Third, the relationship also holds for risk models in general, that is, including other non-genetic risk models, such as the Framingham risk score for prediction of cardiovascular disease. Basically the relationship is valid for any continuous variable that is dichotomized to create risk groups, such as blood pressure, cholesterol or triglyceride level. This is also true for risk models that include together novel biomarkers and established risk factors, a topic that has recently attracted a lot of research [
26,
27].
When risk models are used to target interventions to high-risk subgroups, these subgroups are defined by choosing cut-off values for the predicted risks. The cut-off corresponding to a frequency of the high-risk group equal to the disease frequency optimizes both the sensitivity and the PPV, but is not necessarily optimal. Cut-off values are chosen on the basis of cost-benefit analyses, balancing the harms and benefits of false positive and false negative classifications of risk. The cut-off defining a risk group with a frequency equal to disease frequency is optimal only when the harm and benefit have equal weights. Selection of optimal cut-off based on a decision-analytic approach is a complex process that requires detailed input information of measures like sensitivity, specificity, PPV, NPV and related costs. For example, a recent study reported the effect of family history and 14 SNPs on the cost-effectiveness of chemoprevention with finasteride for prostate cancer [
28]. The results show that genetic testing may marginally improve the cost-effectiveness of chemoprevention in individuals with more risk alleles, especially in men with a positive family history. However, no optimal cut-off number of risk alleles was determined and the cost-effectiveness varied significantly with small changes of the model parameters. Our analyses do show, however, that when AUC is low to moderate, selecting a subgroup with a substantially increased risk (that is, high PPV) will include only a small percentage of all people who will develop the disease (that is, low sensitivity). Obviously, the predictive ability is the fundamental prerequisite of a test, but what level of predictive ability is needed varies between applications.

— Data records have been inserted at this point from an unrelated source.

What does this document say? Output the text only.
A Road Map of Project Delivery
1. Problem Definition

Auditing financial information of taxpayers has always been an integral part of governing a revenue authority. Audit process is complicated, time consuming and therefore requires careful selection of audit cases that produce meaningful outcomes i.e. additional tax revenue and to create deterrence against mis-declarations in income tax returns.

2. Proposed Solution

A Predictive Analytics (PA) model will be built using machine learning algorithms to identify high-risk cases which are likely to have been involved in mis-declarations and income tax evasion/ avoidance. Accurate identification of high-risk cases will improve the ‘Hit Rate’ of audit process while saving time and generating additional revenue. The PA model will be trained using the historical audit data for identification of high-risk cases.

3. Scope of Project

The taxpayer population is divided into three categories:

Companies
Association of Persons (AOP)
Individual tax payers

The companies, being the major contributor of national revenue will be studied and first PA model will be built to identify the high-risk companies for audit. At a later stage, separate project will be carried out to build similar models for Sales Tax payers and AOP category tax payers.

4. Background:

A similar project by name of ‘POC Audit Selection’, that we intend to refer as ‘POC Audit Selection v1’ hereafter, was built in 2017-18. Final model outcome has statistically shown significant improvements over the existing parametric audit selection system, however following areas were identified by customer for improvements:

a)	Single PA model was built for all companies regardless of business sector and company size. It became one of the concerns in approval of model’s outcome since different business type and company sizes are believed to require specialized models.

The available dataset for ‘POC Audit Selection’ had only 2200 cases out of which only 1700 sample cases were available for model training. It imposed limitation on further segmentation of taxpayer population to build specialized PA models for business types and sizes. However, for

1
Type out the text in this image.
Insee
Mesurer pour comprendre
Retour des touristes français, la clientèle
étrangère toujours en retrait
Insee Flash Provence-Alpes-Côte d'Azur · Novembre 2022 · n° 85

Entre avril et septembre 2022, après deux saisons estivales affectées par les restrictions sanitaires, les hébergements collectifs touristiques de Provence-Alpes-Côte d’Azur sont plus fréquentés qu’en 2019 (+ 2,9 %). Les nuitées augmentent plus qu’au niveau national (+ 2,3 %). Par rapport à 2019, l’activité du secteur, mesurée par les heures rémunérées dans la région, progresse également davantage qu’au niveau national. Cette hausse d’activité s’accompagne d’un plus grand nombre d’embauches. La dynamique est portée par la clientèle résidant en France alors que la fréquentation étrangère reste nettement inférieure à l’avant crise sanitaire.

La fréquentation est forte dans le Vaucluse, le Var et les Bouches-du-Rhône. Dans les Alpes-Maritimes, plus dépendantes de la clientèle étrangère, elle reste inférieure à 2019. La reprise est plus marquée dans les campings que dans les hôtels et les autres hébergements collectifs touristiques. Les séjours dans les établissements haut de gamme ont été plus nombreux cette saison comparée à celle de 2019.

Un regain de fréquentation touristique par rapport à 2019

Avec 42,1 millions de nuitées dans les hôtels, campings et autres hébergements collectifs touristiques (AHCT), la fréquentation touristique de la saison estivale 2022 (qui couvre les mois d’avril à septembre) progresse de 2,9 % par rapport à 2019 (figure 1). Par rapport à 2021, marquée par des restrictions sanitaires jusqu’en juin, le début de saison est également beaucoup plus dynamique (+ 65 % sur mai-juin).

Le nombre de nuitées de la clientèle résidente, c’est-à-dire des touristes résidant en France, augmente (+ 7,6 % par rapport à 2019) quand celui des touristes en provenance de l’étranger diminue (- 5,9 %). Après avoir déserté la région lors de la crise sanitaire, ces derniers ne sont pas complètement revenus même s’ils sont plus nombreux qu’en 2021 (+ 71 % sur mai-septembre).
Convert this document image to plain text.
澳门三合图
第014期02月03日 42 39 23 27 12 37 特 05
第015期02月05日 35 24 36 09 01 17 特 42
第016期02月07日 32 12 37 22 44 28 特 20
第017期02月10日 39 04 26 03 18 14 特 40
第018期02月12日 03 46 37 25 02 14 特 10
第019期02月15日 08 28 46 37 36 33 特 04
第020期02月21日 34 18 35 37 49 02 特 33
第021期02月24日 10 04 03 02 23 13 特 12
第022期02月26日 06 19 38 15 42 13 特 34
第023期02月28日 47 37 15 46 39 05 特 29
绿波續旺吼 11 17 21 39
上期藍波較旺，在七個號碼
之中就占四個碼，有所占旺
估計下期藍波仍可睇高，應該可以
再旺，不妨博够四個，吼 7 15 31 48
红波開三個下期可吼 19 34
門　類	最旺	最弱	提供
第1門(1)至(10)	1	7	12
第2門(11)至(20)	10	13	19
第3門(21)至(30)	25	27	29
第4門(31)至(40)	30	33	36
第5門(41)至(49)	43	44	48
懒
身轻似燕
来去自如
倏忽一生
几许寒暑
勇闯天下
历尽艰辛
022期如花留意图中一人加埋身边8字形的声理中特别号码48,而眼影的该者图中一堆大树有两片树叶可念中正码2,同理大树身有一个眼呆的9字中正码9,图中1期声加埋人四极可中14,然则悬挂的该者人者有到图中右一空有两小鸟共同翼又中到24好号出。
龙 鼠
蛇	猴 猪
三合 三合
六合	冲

Our observations have implications for health care applications of genetic testing, but also for the direct-to-consumer offer of personal genome tests via the internet. For health care applications that need high PPV, such as targeting invasive interventions to people at the highest risk, a low AUC means that only a small proportion of this group will be identified. For applications that need high sensitivity, such as screening programs, the interventions will be given to a very large part of the population, mostly to people who will not develop the disease. And finally, low AUC means for personal genome testing that most people who will develop the disease will not be identified as having high risks.